Spotkanie wigilijne dla osób potrzebujących zorganizowano w piątek. Nową tradycję wprowadził do Sejmu marszałek Szymon Hołownia. Na zaproszenie odpowiedziały osoby wykluczone, samotne, w kryzysie bezdomności i w kryzysie migracyjnym. Wiele komentarzy i pytań wywołała obecność tych ostatnich.
– Bardzo mi na tym zależało, żeby w polskim Sejmie ciałem stało się to, co w te święta wielu z nas wyznaje pamięcią i słowem. Boże Narodzenie to paradoks. Chrześcijanie wierzą, że ponad dwa tysiące lat temu najważniejsze rzeczy działy się na kompletnym marginesie świata, z dala od fleszy, kamer i gorączkowego zainteresowania tych, co wtedy i dziś oddychają newsami – w ten sposób marszałek izby niższej polskiego parlamentu odniósł się do piątkowej uroczystości. – Nie ma lepszego miejsca niż Sejm, serce polskiej demokracji, żeby pokazać, że choć jesteśmy tak różni, to wszyscy jesteśmy sobie potrzebni – dodał.
Lawina pytań po spotkaniu wigilijnym w Sejmie. Fundacja Ocalenie wyjaśnia
Relację z wydarzenia prowadziła m.in. Fundacja Ocalenie, która przekazała słowa kobiety o imieniu Lysette. – W życiu bym nie pomyślała, będąc w lesie na granicy białorusko-polskiej, że któregoś dnia zostanę zaproszona do polskiego Sejmu. Że znajdę się w gronie osób specjalnie zaproszonych. Taka myśl, nie przeszłaby mi nawet wtedy przez głowę – przyznała.

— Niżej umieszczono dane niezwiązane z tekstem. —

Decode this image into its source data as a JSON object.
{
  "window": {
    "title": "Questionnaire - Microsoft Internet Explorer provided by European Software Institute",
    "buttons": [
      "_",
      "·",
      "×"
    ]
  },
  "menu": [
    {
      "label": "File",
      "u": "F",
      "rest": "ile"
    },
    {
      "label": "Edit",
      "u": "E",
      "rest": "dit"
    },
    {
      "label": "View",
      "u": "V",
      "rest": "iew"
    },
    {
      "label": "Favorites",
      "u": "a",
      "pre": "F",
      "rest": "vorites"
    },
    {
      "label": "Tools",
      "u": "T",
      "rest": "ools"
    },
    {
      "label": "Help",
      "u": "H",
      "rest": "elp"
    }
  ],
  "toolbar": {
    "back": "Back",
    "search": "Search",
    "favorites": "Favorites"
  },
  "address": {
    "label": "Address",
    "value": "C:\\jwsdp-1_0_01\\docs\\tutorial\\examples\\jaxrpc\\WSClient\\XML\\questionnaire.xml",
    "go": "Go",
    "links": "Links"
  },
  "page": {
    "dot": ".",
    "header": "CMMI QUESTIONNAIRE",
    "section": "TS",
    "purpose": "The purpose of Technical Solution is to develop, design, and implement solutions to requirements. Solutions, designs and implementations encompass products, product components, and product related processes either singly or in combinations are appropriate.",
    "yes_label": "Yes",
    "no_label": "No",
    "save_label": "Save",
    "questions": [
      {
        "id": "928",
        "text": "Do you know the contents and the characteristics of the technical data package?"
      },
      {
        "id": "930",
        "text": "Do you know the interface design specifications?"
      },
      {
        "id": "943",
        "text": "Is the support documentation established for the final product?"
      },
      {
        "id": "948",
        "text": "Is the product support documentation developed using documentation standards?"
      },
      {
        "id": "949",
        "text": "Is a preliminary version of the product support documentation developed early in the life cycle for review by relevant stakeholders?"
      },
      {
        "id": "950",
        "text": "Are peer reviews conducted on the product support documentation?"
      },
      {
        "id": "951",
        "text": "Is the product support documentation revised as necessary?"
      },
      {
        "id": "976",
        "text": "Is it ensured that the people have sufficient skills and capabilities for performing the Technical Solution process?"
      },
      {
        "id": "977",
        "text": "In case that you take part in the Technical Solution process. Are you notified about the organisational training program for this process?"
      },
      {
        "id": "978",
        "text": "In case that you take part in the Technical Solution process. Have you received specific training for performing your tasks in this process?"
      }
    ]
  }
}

Fundacja odpowiedziała też na komentarze dotyczące legalności pobytu osób w kryzysie migracyjnych w budynku Sejmu. "Słyszałyśmy, że są jakieś wątpliwości, więc odpowiadamy: wszystkie osoby z doświadczeniem uchodźczym, które odwiedziły wczoraj Sejm, przebywają w Polsce legalnie. Żeby wejść na teren Sejmu, trzeba dostać przepustkę, a tę z kolei dostaje się po podaniu wszelkich danych osobowych" – zapewniono.